11/5 Seminar, Dipesh Chakrabarty: “The Climate of History: Four Theses”
Guest Writer: Pronoy Rai

Thursday, November 7, 2013

posted under , , by Unit for Criticism
[On November 06, the Unit for Criticism and Interpretive Theory hosted a seminar with Dipesh Chakrabarty, Nicholson Distinguished Visiting Scholar and Lawrence A. Kimpton Distinguished Service Professor of History and South Asian Languages and Civilizations at the University of Chicago. Below are reflections on the event from Pronoy Rai (Geography).] 

“Discussions with Dipesh Chakrabarty”

Written by: Pronoy Rai (Geography)

After Dipesh Chakrabarty’s thought-provoking lecture the night before, the seminar provided an opportunity for students and faculty to engage with him on his work on the “climate of history” as well as his previous work in subaltern studies.

On the question of methods, Chakrabarty problematized the normative understanding of continuity in history. For Chakrabarty, the role of historical contingency in understanding our past or “long present” is significant. Since “contingency appends probability (of events happening),” Chakrabarty asked us to understand history by “zooming in” and “zooming out.” For example, would Marx have imagined the problem of anthropogenic climate change when he was writing Capital? Although Marx inhabited a space shaped by industrial capitalism he also critiqued classical political economy. This was just one of the many arguments that Chakrabarty offered to suggest that critical theory as usual is insufficient to deal with the challenges posed by climate change.
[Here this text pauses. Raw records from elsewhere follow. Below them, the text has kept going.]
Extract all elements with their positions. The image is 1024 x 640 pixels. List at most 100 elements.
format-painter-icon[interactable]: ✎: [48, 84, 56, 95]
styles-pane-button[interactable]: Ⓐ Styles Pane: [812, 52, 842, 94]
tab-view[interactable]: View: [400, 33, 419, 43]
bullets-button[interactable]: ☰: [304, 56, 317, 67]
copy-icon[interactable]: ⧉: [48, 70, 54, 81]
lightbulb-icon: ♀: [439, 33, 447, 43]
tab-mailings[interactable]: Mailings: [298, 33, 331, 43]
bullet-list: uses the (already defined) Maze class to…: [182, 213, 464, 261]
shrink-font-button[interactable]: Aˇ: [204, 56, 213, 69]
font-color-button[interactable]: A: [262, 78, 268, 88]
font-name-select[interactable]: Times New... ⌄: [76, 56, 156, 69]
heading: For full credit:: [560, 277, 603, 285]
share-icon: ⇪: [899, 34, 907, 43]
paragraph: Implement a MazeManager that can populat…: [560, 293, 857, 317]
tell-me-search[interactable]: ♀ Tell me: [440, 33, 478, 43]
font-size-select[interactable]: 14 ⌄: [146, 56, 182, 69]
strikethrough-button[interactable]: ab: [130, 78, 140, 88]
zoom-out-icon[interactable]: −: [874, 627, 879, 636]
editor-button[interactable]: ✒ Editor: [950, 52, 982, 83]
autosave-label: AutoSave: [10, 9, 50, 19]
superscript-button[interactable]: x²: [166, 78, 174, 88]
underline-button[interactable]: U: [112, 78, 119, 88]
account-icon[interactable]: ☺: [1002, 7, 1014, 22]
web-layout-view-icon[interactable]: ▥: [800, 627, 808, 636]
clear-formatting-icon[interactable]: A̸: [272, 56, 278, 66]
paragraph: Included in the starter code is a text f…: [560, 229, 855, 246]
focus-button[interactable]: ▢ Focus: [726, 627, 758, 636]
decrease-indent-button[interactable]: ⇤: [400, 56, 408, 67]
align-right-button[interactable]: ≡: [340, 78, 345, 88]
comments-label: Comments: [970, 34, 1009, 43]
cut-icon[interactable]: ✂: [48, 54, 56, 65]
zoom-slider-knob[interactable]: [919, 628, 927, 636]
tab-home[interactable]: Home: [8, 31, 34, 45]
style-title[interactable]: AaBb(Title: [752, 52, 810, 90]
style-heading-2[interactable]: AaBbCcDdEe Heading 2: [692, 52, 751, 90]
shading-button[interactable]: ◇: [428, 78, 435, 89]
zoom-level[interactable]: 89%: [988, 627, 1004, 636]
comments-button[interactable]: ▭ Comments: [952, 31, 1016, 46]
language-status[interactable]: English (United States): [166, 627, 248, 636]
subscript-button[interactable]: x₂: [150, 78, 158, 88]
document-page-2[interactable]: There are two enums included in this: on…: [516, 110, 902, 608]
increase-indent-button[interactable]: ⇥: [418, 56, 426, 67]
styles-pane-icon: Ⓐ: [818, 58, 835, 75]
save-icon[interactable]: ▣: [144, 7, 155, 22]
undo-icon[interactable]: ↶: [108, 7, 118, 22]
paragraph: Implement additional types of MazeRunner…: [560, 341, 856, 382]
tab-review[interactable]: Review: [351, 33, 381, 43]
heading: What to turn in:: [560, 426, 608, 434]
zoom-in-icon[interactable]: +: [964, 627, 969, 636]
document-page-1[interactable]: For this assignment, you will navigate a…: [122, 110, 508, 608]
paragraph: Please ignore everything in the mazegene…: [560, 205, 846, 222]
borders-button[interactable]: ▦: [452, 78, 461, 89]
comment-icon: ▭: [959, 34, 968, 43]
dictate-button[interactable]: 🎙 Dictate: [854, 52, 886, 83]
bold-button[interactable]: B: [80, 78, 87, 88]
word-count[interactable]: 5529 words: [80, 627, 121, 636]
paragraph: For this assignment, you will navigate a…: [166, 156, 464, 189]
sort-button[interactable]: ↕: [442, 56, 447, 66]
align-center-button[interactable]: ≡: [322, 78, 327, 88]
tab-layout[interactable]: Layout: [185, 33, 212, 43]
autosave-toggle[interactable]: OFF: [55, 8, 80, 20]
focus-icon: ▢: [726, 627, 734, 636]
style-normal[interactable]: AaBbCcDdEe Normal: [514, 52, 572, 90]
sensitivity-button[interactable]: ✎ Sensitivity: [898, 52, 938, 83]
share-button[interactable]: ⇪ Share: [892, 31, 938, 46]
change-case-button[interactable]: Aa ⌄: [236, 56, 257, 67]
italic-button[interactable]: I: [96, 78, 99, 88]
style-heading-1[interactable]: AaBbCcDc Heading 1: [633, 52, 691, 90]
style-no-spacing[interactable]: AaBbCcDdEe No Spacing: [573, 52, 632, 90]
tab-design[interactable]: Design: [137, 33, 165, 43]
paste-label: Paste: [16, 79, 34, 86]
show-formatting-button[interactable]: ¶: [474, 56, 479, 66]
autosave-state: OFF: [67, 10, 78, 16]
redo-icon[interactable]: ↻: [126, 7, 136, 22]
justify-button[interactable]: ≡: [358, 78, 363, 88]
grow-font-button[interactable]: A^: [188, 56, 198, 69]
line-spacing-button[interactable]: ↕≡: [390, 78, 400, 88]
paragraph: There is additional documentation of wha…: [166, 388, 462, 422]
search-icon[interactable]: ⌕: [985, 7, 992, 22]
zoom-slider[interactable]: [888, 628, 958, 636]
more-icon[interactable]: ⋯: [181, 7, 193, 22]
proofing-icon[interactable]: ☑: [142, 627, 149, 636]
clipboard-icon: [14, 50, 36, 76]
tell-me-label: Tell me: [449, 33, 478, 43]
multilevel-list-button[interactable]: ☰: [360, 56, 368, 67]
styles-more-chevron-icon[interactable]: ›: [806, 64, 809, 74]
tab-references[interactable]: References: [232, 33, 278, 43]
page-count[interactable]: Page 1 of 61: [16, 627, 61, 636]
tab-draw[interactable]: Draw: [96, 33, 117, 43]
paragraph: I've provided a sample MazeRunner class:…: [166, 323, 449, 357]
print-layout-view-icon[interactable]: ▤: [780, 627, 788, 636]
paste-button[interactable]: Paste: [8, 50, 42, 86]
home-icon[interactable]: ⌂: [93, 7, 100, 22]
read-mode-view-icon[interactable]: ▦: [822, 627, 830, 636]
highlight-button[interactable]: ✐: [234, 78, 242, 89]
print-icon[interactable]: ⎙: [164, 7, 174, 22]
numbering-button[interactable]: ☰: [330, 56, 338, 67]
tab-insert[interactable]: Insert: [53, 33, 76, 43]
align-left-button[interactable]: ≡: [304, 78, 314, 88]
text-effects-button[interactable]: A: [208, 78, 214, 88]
Chakrabarty’s first thesis suggests that “anthropogenic explanations of climate change spell the collapse of the age-old humanist distinction between natural and human history.” Andrew Bauer, one of the participants at the seminar, wondered if such a distinction had ever existed, given our long familiarity with archeological records dating back five to six thousand years. And is it time to throw the “natural” out of the nature-human dichotomous understanding of history? For Chakrabarty, the collapse of the two histories is about humans becoming “geological agents,” something that has happened only very recently in human history. This newly acquired agency has resulted in the creation of new kinds of anxieties, such as the “crisis of dwelling” among poor citizens of developing countries. Migration no longer remains a planned, rational exercise, but makes refugees want to go anywhere.

What is the expected outcome of Chakrabarty’s project? Tariq Ali wanted to know whether he was calling for thinking about new kinds of histories; while his hopes may sound modest, in fact Chakrabarty’s ideas have the potential to completely revolutionize the way we think about our past. He answered that he wanted, for example, to change perspectives on the human story that is told in school text books.

As a geographer, I found Chakrabarty’s insistence on the need to raise the question of ever-increasing population quite interesting. Several famines in the past were blamed on the Malthusian problem of “too many people, too little food,” when the locus of the problem in fact lay in the politics of access to food. One wonders what the discussion of the “population question,” especially in poor and highly unequal countries, would do for the lives and livelihoods of the subaltern. While one sympathizes with Chakrabarty’s concern that global capitalism should not be uncritically blamed for everything that is necessarily “wrong” with the world, it would be difficult to miss the commonalities in the interests of capital and states, and the ways in which states (for instance, India) have prioritized certain sectors of economy (for instance, services) over others (such as, agriculture). So, probably our concern, after all, should remain with concerns of inequality. That is, it may well be that even in the Anthropocene we must do more than identify ways in which the problems of population growth have changed. We may want at the same time to ask questions about where the bulk of population growth has happened and why.